Come back to Surriento,
make me live!

==Recordings==
"Torna a Surriento" has been sung by performers as diverse as:

- Ahmad Zahir
- Alfie Boe
- Anatoliy Solovianenko
- Anna Calvi
- Anna German
- Beniamino Gigli
- Bing Crosby recorded a version titled "The Story of Sorrento" on December 11, 1947, with Victor Young and His Orchestra.
- A comedic version by Billy Connolly entitled "Saltcoats at the Fair".
- Bono
- Connie Francis
- Dean Martin recorded a version adapted by Joseph J. Lilley entitled "Take Me In Your Arms" on his album Dino: Italian Love Songs (1962).
- Elīna Garanča
- Elvis Presley released a version re-arranged and with new English lyrics by Doc Pomus and Mort Shuman entitled "Surrender" in 1961.
- Enrico Caruso
- Francesco Albanese
- Franco Corelli
- Frank Sinatra

- Giuseppe Di Stefano
- Il Volo
- Jerry Adriani
- Jerry Vale
- José Carreras
- Karel Gott
- Katherine Jenkins and Norton Buffalo with George Kahumoku Jr.
- Luciano Pavarotti
- Mario Lanza
- Meat Loaf
- Muslim Magomayev
- Nino Martini
- Plácido Domingo

- Richard Tucker
- Robertino Loreti
- Roberto Alagna
- Roberto Carlos
- Ruggero Raimondi
- Sergio Franchi covered the song for his 1962 RCA Victor Red Seal debut album (Romantic Italian Songs), which peaked at No. 17 on the Billboard Top 200.
- Zhanna Aguzarova

==In popular culture==
- In the television show The Honeymooners, Ralph Kramden identifies the song in preparing for his appearance on a quiz show called The $99,000 Answer.
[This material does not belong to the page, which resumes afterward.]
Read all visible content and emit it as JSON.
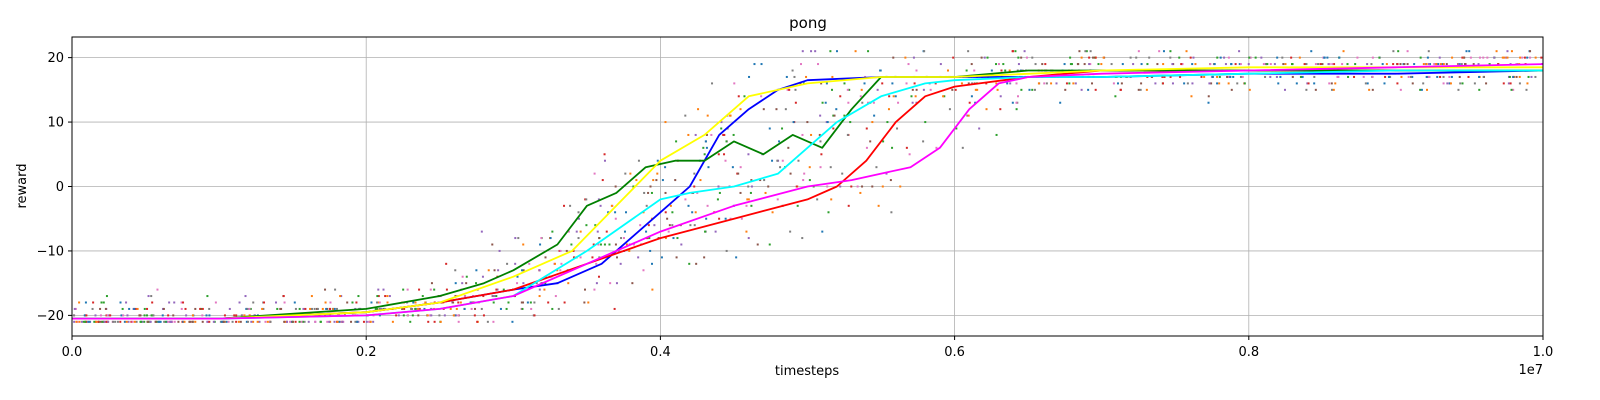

When his neighbor, Mrs. Manicotti, tries to stump him by singing a few bars of the song to him, He mistakenly identifies it as "Take Me Back to Sorrento" and says it was written by "Ernesto Dequisto". Upon hearing his answer, Mrs Manicotti says: "I give up!"
- The song was featured throughout the 1954 film Seagulls Over Sorrento where it was played by actor David Orr on the concertina.
- In his 2025 film Bono: Stories of Surrender, the titular musician Bono recalls several instances in his life when his father, a tenor, would refuse to acknowledge his son's fame, dismissively referring to him as a 'baritone who thinks he's a tenor'. The movie ends with Bono eulogizing his late father and then 'proving' that he has become a tenor by singing the last two verses of "Torna A Surriento" to conclude the movie.